Areas of application:

Cough, asthma, whooping cough, arteriosclerosis, epilepsy, warts, fresh injuries, relaxes the muscles of the respiratory tract, facilitates breathing, relieves wheezing, tuberculosis, chronic bronchitis, corns, warts, bunions


Plant parts used:

Leaves or whole plant


Collection time:

July, August


To find:

Strictly protected plant. Sometimes still on peat moss pads. It grows on raised bogs or on sandy peat soils.


Ingredients:

Flavonoids, naphthoquinone derivatives, droserone, tannins, quercetin, dyes


Other:

☕ Tea: Pour 1/4 liter of boiling water over 2 teaspoons of herb and let it steep for 10 minutes. Drink 3 to 4 cups daily. Foreign Drosera is dosed higher.

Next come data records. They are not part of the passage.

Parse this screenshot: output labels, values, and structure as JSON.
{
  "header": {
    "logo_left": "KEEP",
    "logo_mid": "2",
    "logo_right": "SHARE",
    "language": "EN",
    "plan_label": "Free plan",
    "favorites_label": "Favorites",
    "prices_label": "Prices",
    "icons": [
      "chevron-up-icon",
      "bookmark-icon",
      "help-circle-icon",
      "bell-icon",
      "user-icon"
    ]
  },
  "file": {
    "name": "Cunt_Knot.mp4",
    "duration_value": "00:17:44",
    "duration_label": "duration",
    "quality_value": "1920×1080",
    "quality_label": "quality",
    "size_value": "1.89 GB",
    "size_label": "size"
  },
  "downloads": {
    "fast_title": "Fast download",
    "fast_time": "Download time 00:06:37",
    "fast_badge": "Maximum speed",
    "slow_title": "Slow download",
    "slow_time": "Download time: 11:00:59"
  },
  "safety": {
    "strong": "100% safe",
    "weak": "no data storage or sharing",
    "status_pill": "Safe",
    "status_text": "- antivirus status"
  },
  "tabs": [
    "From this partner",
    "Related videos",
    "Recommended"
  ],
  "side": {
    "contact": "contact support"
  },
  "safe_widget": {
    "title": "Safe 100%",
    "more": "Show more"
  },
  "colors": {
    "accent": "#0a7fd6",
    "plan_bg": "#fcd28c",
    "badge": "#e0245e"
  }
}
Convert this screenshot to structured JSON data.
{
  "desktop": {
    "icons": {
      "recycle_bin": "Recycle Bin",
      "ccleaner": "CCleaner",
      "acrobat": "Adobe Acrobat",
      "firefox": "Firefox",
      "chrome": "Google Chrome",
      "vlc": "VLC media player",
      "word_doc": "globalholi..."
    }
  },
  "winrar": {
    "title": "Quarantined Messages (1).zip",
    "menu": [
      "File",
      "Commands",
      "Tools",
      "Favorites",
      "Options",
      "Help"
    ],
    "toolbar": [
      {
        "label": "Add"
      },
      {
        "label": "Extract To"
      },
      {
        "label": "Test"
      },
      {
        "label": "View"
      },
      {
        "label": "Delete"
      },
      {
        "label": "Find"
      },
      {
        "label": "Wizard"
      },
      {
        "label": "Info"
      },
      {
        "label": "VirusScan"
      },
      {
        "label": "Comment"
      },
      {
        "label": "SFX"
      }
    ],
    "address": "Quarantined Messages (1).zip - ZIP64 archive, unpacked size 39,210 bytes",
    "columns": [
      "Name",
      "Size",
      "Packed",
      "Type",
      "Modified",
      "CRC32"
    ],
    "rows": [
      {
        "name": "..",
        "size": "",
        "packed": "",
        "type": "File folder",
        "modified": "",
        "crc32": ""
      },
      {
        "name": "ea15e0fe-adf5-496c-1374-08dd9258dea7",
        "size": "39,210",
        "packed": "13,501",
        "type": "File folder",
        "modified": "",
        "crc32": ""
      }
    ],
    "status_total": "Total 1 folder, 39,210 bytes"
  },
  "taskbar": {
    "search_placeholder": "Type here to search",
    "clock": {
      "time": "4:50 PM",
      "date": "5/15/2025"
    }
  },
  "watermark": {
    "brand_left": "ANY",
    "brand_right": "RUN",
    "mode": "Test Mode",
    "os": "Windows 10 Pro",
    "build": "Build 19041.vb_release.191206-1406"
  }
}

Round-leaved sundew is a perennial herbaceous hemicryptophyte. The plant emerges from a winter bud, known as a hibernacle, and forms a ground-based rosette. After flowering, the plant goes into hibernation in early autumn, forming another winter bud and completely retracting its leaves. The plant's root system, which is focused on anchoring rather than supplying nutrients, is poorly developed and only reaches a few centimetres deep. The genus-typical trapping leaves are formed in a horizontal to upright leaf rosette on 1 to 7 cm long leaf stalks. The leaves are round, often slightly wider than long, with a diameter of 0.5 to 1.8 cm, and each covered with around 200 hair-thin reddish tentacles, which secrete a sticky substance at the end that is used to catch insects. The tentacles are significantly longer at the edge than in the middle of the leaf. Snap tentacles are also formed. The round-leaved sundew uses these leaves to catch mostly small insects such as mosquitoes or flies, but occasionally also larger insects such as butterflies or dragonflies, the latter using several leaves at the same time. The round-leaved sundew blooms from June to August in one or two one-sided whorls up to 30 cm high with up to 25 white flowers, just under 1 cm in size, sitting on 2 mm long stalks that only open when there is sufficient sunshine. The flowers are usually closed-flowered (cleistogamous) at first. Only later do normal flowers develop, which are usually only open for a short time in the morning. Their pollen is in tetrads. Pollinators are small dipterans. The petals measure 5–6 mm, the sepals 4 mm. The bracts at the base of the stalks (bracts) are elongated and smooth, but occasionally round, bushy trap leaves also occur. This is particularly pronounced in populations on Corsica and New Guinea. The fruit ripens from August to October. The fruits are ungrooved, compartmentalized capsules that survive the winter. Large quantities of spindle-shaped, brown-black seeds, about 1.5 mm long, are often produced through cross-pollination (although self-fertilization is possible). The tiny seeds, weighing just 0.02 mg, have no nutrient tissue, a reduced germinator and an inflated seed coat. The seeds are also light and frost germinators. The seeds have little potential for spreading. Vegetative propagation occurs through brood buds on dying leaves in moist moss (leaf embryo). (Wikipedia)


🛑 Use with caution. Internal use of this herb causes a harmless discoloration of the urine.


A few tears, worn in an amulet, are said to drive away evil spirits.


Sundew

Sundew is a carnivorous plant. The trapping leaves have villi on the edge, which are stimulated by contact with protein-containing substances to excrete a viscous drop. This drop contains formic acid and enzymes that are able to break down protein. If small insects come to it, they are held in place by the mucus, the tentacle-like villi lean towards the middle of the leaf and close off the leaf. The digestive organ begins and only when it is completed do the leaves open again. I find this totally fascinating.


Most Drosera species occur in Australia, where you can even find shrub-like climbers.